Active learning with a unlabelled pool - standard references & model-based labelling of the pool? I'm looking into active learning for a multi-class classification problem, where there is a large pool of unlabelled data. I start out with a small set of labelled data and can labelled some more of the large pool of unlabelled data. It is also very cheap to run predictions on the unlabelled data. I've seen suggestions that active learning can select unrepresentative samples (usually outliers that the model is very unsure about in some sense), which may be a concern. 
Is there some standard literature what one should do about this? In particular, I've seen some papers that seem to (temporarily - i.e. may get "human-labelled" later, but for the next iteration of the model we may treat them as labeled, even if it's only on the basis of a model prediction) assign labels to some of the unlabelled based on the model predictions (e.g. if the probabilitiy of a class is >0.9). Or, perhaps you assign soft-labels, i.e. instead of 0 or 1, for a class you assign the model predictied probabilities and train against those. This is sort of a semi-supervised approach.
What I've failed to find is some general theory or higher level discussion of what is generally likely to work. What are the obvious references/papers/books that discuss these topics? I'm aware of a bunch of papers like the classic Active Learning with Statistical Models and was looking at e.g. Cost-effective active learning for deep image classification. I realize there's a ton of literature on this type of stuff out there, but what are the key things I should look at (even better if you are willing to briefly summarize them)?
 A: There has been some critique to standard pool-based query algorithms (like QBC and Uncertainty sampling) in this regard. These standard methods don't take the density of the input distribution into account while querying data. Hence, they might end up querying outliers.
On the other hand, pure density-based algorithms (like e.g. random sampling) end up querying redundant data. The necessity of a tradeoff between density (or diversity) of data to query and uncertainty about them has been noted in many papers, see e.g. this paper. A nice algorithm that tries to combine the advantages of both is Stochastic Query by Forest.

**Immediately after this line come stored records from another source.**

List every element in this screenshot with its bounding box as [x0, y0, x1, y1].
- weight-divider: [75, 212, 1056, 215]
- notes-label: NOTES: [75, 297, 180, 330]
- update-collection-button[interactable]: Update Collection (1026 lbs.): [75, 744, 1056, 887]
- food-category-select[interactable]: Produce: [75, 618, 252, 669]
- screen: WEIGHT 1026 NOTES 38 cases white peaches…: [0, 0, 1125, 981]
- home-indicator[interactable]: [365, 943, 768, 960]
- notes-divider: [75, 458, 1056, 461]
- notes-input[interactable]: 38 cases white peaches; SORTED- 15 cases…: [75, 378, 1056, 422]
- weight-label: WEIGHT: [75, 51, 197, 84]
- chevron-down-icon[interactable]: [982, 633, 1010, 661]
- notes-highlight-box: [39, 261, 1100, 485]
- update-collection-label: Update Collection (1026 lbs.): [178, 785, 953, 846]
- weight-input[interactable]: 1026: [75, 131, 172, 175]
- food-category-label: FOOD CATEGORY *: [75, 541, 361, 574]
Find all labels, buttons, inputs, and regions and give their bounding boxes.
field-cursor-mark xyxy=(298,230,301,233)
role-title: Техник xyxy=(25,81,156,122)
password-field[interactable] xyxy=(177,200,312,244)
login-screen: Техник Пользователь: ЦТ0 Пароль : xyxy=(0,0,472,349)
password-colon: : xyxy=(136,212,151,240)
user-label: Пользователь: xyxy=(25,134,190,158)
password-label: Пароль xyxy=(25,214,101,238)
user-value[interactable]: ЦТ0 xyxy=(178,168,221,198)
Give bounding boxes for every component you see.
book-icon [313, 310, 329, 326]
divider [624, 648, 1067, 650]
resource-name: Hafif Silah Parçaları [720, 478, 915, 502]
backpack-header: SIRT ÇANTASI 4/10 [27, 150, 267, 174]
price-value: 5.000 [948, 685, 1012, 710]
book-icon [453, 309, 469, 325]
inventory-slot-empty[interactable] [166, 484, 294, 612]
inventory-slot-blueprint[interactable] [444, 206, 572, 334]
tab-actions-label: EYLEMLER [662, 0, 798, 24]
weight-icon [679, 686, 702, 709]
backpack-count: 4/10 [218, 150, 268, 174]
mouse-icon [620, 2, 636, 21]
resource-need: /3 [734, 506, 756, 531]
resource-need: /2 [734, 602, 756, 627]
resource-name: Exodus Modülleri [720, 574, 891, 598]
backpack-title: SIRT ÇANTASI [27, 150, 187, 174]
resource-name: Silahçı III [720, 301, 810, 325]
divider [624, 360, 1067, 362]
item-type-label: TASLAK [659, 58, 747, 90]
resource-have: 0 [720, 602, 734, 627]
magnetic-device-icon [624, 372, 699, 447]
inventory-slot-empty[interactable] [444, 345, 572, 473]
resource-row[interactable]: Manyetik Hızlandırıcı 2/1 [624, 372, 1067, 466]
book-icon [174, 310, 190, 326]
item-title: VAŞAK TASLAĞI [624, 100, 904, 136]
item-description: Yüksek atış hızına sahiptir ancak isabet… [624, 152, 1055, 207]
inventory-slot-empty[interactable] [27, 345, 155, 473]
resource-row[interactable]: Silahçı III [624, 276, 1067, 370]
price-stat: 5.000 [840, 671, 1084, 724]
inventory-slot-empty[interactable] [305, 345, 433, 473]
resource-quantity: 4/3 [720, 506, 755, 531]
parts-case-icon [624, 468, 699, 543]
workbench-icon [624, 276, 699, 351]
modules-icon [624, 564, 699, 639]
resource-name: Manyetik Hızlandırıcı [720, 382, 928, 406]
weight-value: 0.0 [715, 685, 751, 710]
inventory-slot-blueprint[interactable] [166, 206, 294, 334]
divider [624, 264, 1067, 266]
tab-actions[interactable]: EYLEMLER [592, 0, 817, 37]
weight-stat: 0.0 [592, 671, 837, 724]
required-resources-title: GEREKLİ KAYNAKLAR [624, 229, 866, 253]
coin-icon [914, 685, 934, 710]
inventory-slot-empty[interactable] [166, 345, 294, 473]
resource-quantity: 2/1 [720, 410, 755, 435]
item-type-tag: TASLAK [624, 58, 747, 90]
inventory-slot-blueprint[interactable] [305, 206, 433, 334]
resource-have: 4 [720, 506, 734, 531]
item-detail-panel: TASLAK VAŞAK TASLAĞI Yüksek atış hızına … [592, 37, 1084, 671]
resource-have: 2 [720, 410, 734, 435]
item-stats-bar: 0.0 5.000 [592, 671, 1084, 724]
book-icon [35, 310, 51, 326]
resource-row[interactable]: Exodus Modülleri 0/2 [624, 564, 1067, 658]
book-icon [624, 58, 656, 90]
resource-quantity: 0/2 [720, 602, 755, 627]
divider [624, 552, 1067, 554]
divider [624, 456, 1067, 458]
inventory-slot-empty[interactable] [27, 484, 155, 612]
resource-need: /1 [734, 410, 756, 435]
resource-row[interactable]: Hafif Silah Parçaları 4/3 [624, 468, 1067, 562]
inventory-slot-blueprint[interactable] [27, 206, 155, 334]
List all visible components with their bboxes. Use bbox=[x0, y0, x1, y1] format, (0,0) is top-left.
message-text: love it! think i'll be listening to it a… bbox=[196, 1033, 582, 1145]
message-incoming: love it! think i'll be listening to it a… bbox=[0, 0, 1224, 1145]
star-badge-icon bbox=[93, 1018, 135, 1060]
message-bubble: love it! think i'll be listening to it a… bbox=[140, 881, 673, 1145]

However, this problem has been addressed only intuitively/empirically. I think that a theoretical framework to quantify this tradeoff is still missing. Maybe, the closest result to such a theoretical understanding is in this preprint. Here, the authors suggest to quantify the diversity/density by employing the Wasserstein distance. I think that equation (2) in this paper is the best existing formalisation of this intuition.